We are building a streaming platform where it is essential to work with SQL's in batches.

val query = streamingDataSet.writeStream.option("checkpointLocation", checkPointLocation).foreachBatch { (df, batchId) => {

      df.createOrReplaceTempView("events")

      val df1 = ExecutionContext.getSparkSession.sql("select * from events")

      df1.limit(5).show()
      // More complex processing on dataframes

    }}.trigger(trigger).outputMode(outputMode).start()

query.awaitTermination()

Error thrown is :

org.apache.spark.sql.streaming.StreamingQueryException: Table or view not found: events
Caused by: org.apache.spark.sql.catalyst.analysis.NoSuchTableException: Table or view 'events' not found in database 'default';

Streaming source is Kafka with watermarking and without using Spark-SQL we are able to execute dataframe transformations.

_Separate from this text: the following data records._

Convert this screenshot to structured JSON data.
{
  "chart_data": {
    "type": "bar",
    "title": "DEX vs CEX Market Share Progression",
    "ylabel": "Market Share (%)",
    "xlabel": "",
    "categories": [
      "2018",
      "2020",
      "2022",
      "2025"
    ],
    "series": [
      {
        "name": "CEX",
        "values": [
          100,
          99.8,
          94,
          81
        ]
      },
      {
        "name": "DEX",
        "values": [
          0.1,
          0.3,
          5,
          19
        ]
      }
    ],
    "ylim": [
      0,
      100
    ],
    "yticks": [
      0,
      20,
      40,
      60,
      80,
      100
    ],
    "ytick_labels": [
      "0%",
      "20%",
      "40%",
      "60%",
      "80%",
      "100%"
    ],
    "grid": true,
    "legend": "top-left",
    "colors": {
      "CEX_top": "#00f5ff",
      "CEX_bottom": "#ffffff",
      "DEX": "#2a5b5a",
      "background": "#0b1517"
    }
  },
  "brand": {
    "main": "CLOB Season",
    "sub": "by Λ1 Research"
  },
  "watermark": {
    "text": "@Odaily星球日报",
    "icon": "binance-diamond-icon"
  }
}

Spark version is 2.4.0 and Scala is 2.11.7. Trigger is ProcessingTime every 1 minute and OutputMode is Append.

Is there any other approach to facilitate use of spark-sql within foreachBatch ? Would it work with upgraded version of Spark - in which case to version do we upgrade ? Kindly help. Thank you.

1

1 Answers

3
votes

tl;dr Replace ExecutionContext.getSparkSession with df.sparkSession.


The reason of the StreamingQueryException is that the streaming query tries to access the events temporary table in a SparkSession that knows nothing about it, i.e. ExecutionContext.getSparkSession.

The only SparkSession that has this events temporary table registered is exactly the SparkSession the df dataframe is created within, i.e. df.sparkSession.